Some experts are concerned these measures come too late. “You don’t want to be completely altering some security fundamentals at the last minute,” says Patrick Skinner, director of special projects for the Soufan Group and a former CIA case officer specializing in counterterrorism. “You want to roll that out in stages and see how it goes and work it out, because even in the greatest bureaucracy there are going to be a lot of glitches.”
He adds that fixing security problems two weeks before the Olympics is “a recipe for disaster.”
Other cities that have hosted the Olympics have had ample experience with terrorism. Far-left terrorists set off bombs in Athens just a few months before the Games there in 2004, and London had experienced an attack on its subway system by Islamist extremists seven years before the 2012 Olympics. Russia was also recovering from domestic bomb attacks in the run-up to the Sochi Winter Olympics in 2014.
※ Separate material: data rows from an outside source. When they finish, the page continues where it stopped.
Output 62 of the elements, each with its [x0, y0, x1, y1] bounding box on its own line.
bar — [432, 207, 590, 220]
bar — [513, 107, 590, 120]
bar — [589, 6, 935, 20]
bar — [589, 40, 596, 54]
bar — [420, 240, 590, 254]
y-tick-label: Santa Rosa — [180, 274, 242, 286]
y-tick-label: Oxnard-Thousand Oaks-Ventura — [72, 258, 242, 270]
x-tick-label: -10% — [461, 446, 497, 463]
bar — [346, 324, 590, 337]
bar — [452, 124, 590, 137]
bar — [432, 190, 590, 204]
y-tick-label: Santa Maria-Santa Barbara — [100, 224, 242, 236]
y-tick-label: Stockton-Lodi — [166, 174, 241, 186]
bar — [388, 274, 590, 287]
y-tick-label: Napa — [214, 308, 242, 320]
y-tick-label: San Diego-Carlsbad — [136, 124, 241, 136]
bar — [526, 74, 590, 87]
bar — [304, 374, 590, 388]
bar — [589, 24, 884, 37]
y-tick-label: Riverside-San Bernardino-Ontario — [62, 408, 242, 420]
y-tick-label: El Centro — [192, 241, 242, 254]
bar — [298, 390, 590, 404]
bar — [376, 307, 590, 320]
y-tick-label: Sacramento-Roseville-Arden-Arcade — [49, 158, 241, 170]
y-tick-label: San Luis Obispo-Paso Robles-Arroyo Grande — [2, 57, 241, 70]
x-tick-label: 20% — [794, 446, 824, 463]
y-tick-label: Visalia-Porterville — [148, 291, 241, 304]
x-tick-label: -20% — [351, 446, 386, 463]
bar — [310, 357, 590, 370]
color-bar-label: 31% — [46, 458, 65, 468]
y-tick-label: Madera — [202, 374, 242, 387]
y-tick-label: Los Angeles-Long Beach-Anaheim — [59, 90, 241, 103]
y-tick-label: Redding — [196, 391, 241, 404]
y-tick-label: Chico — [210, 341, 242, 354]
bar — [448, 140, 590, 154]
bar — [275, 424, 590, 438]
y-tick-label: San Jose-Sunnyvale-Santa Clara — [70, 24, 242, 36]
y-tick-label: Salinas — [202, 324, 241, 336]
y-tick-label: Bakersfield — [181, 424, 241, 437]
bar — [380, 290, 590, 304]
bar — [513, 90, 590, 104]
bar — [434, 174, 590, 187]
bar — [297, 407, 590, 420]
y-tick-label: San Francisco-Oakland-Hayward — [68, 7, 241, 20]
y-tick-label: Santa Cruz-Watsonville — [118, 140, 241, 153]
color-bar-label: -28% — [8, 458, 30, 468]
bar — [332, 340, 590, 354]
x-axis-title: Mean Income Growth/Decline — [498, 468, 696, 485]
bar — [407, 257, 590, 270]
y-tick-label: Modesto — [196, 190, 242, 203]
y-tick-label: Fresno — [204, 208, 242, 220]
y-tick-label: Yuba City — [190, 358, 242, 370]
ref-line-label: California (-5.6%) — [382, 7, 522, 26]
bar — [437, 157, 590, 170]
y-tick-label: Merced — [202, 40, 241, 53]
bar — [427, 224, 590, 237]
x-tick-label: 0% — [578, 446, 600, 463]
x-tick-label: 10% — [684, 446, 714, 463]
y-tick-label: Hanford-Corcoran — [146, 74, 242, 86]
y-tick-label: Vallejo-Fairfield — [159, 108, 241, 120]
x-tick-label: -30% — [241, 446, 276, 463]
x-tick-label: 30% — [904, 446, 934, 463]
Skinner notes that as with most Summer Olympics, the geography of the 2016 Rio Games is “sprawling” and “there will be no shortage of targets” because “what terrorists are looking for is crowds, from bars to beaches.”
David Schanzer, director of the Triangle Center on Terrorism and Homeland Security at Duke University, says that a good Olympic security plan should include “having people on hand who can be flexible, field emergency units on hand who are able to respond, and clear communication.”
Whether Brazil will have everything it needs is not clear. Officials at the Health Secretariat of Rio said that certain hospitals were earmarked to receive Olympic visitors, but many of those facilities are located far from competition sites. For example, people needing serious medical attention while at the events along Copacabana beach will be transported to a hospital in Gavea, which is close to a half-hour trip away on an ordinary day.
The Washington Post contacted several of the hospitals and emergency rooms located closest to Copacabana and found that few, if any, had beds set aside for people attending the Games, and most had not received any emergency directives from the government.
Which is not to say that they will need them. Skinner notes that, “We have seen it before where it looks like the Olympic security is a mess and then it turns out okay because they throw everything they can at it.”
Security secretary Beltrame emphasized that in recent years, Brazil has hosted a series of major international events with few security problems, from the Rio+20 climate change conference to the World Cup.
But even though they may not fret about terrorism on a day-to-day basis, many Brazilians fear that their country is ill-prepared for its possibility.
“I wasn’t worried before the Nice attacks,” says 28-year-old Marilia Domingues, a medical resident in Rio, referring to the recent massacre of 84 people by a Tunisian-born man who drove a truck into a crowded promenade in the French city.
“But now, I think about how crowded the sidewalks here are during the World Cup or Carnival or New Year’s, how every bar and every restaurant is full, and I can’t help but think, how hard could it be to drive a truck into a crowd in Rio?”